Suriya’s next film, Ayan (2009), however, was a disappointment qualitatively in spite of a brilliantly executed action sequence in Africa, a couple of well composed songs and his efficient enough central performance. It was a huge success at the box office, though, and the biggest commercial success of Suriya’s career till date. And continuing in the same vein, his next two films, Aadhavan (2009) and Singam (2010) have also been the big, commercial blockbuster type films. Their triple success has more than vindicated Suriya’s choice in doing these films and it has to be said that even if they haven’t challenged the actor in him as much as one would have liked, he is a big, big reason for these films being hits.

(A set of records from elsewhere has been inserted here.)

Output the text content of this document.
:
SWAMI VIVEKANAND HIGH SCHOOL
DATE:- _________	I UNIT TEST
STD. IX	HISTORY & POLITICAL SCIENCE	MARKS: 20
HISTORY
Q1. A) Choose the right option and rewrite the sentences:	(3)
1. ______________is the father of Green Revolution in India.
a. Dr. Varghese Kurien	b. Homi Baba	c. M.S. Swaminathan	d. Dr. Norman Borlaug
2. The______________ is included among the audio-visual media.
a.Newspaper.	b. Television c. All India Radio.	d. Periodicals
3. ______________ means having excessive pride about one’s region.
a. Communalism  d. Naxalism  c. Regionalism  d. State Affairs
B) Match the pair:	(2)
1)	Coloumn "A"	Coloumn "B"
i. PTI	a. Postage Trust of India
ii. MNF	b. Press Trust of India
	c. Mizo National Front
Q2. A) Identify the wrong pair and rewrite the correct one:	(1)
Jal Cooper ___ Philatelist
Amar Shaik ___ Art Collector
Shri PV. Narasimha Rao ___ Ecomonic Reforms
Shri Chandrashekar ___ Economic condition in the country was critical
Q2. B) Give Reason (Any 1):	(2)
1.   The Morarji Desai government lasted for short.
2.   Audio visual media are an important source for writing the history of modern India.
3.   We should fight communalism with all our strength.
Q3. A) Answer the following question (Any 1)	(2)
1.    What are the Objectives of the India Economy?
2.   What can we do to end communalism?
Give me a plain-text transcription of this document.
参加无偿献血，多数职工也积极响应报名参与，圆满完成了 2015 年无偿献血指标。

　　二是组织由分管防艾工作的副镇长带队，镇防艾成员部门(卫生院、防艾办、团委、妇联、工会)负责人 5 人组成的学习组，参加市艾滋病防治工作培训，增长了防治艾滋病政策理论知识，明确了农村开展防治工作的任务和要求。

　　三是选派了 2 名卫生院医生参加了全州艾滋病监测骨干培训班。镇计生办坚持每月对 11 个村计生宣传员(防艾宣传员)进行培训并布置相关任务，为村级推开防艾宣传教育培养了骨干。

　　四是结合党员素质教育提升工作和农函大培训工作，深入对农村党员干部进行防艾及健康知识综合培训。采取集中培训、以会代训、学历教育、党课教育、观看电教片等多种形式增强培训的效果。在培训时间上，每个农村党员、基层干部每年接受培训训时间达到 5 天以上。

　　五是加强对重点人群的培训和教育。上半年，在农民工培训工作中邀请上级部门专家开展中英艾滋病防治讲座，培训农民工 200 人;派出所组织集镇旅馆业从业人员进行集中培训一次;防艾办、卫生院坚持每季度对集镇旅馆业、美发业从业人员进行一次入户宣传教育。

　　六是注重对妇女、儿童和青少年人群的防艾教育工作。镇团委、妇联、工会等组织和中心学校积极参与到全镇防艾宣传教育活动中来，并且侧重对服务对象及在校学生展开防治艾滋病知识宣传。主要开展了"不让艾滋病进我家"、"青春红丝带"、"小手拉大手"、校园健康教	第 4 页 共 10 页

Suriya’s Hindi Debut, Rakht Charita -2 (Rattha Charithram in Tamil, Rakta Charitra – 2 in Telugu), saw him garner fine reviews yet again for his work as he plays Paritala Ravi’s nemesis, Suri, who masterminds Ravi’s death from jail. Suriya dubbed for himself in the Hindi version as well and did a reasonably good job though the discomfort with Hindi does show in places. The Tamil version sees a more fluid performance from him and his dubbling and voice modulation here in expertly capturing the emotions of his character in his own language is simply superb and adds layers to his performance. The films, however, were let downs to say the least.
As have been Suriya’s subsequent films, 7aum Arivu (2011), Maattrraan (2012), Singam II (2013), Anjaan (2014) and Massu Engira Masilamani (2015). Of all of these hugely budgeted films, at least Singam II, in spite of being a disappointing follow up to its predecessor, did well at the box-office, while the others made little headway at the ticket counter.
Suriya is poised at the peak of his career as an actor today. One hopes he now picks the right scripts and projects that go beyond standard commerical fare and also do justice to his ample histrionic ability. Especially since current Tamil cinema is doing some extremely innovative and exciting work within the mainstream format much as Malayalam cinema in the 1980s and early 1990s.
Suriya has also dubbed for Abhishek Bachchan in the Tamil version of Guru and for Aamir Khan in the Tamil avatar of Taare Zameen Par.
Outside of films, Suriya is also actively involved with his Agaram Foundation that supports education for children in backward areas,. He is also a strong supporter of the anti TB DOTS scheme, the Tanker Foundation for Kidney patients, the Aircell initiative for Save Our Tigers and the cause of autistic children. He also tries to make sure that his fan clubs across the state contribute to building socially aware citizens who work for the community they live in.
On the personal front, Suriya is married to his Kaakha Kaakha and Perazhagan co-star Jyothika. The couple have a daughter, Diya, born in 2007 and a son, Dev, born in 2010.